Defaults: k=0.5, h=0.1, x_end=4, y0=10. The exact value is y(4) = 10*e^-2 ≈ 1.3534. Increasing h explodes the Euler error.
x axis: x in [0, x_end]; y axis: y. White heavy line: exact y = y0*exp(-k*x); blue: RK4; red: Euler. With small h, RK4 nearly overlaps the exact curve while Euler droops below it; with large h, the Euler gap becomes obvious.
x axis: x; y axis: log10|y_num - y_exact|. Blue: RK4 absolute error; red: Euler absolute error. RK4 is several decades smaller than Euler (about 1e5 difference at h=0.1), and both grow with x at very different rates.
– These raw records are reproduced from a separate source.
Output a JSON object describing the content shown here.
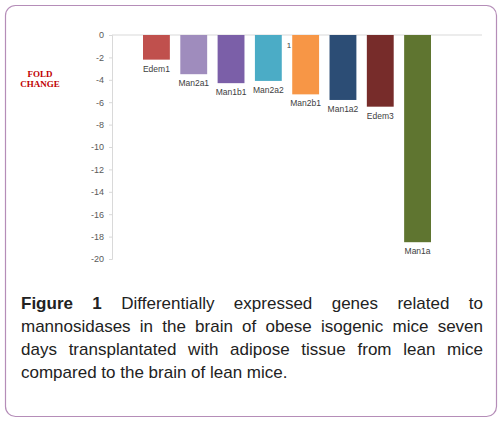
{
  "chart_data": {
    "type": "bar",
    "title": "Figure 1",
    "caption": "Differentially expressed genes related to mannosidases in the brain of obese isogenic mice seven days transplantated with adipose tissue from lean mice compared to the brain of lean mice.",
    "y_label": "FOLD CHANGE",
    "annotation": "1",
    "categories": [
      "Edem1",
      "Man2a1",
      "Man1b1",
      "Man2a2",
      "Man2b1",
      "Man1a2",
      "Edem3",
      "Man1a"
    ],
    "values": [
      -2.2,
      -3.5,
      -4.3,
      -4.1,
      -5.3,
      -5.8,
      -6.4,
      -18.5
    ],
    "colors": [
      "#c0504d",
      "#9f8cbd",
      "#7b5fa8",
      "#4bacc6",
      "#f79646",
      "#2c4d75",
      "#772c2a",
      "#5f7530"
    ],
    "ylim": [
      -20,
      0
    ],
    "yticks": [
      0,
      -2,
      -4,
      -6,
      -8,
      -10,
      -12,
      -14,
      -16,
      -18,
      -20
    ],
    "grid": false
  }
}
The ODE and its exact solution:
$$\frac{dy}{dx} = -k\,y,\qquad y(0)=y_0 \;\Longrightarrow\; y(x) = y_0\,e^{-kx}$$Explicit Euler (first-order, global error O(h)):
$$y_{n+1} = y_n + h\,f(x_n, y_n) = y_n(1-kh)$$Classical fourth-order Runge-Kutta (RK4, global error O(h^4)):
$$\begin{aligned}k_1 &= h\,f(x_n, y_n)\\ k_2 &= h\,f(x_n+\tfrac{h}{2}, y_n+\tfrac{k_1}{2})\\ k_3 &= h\,f(x_n+\tfrac{h}{2}, y_n+\tfrac{k_2}{2})\\ k_4 &= h\,f(x_n+h, y_n+k_3)\\ y_{n+1} &= y_n + \tfrac{1}{6}(k_1+2k_2+2k_3+k_4)\end{aligned}$$$k$ is the decay rate (time constant $\tau=1/k$), $h$ is the step size and $y_0$ is the initial value. Euler uses only the starting slope, RK4 takes a Simpson-style weighted average of four slopes; halving $h$ shrinks Euler error by 1/2 and RK4 error by 1/16.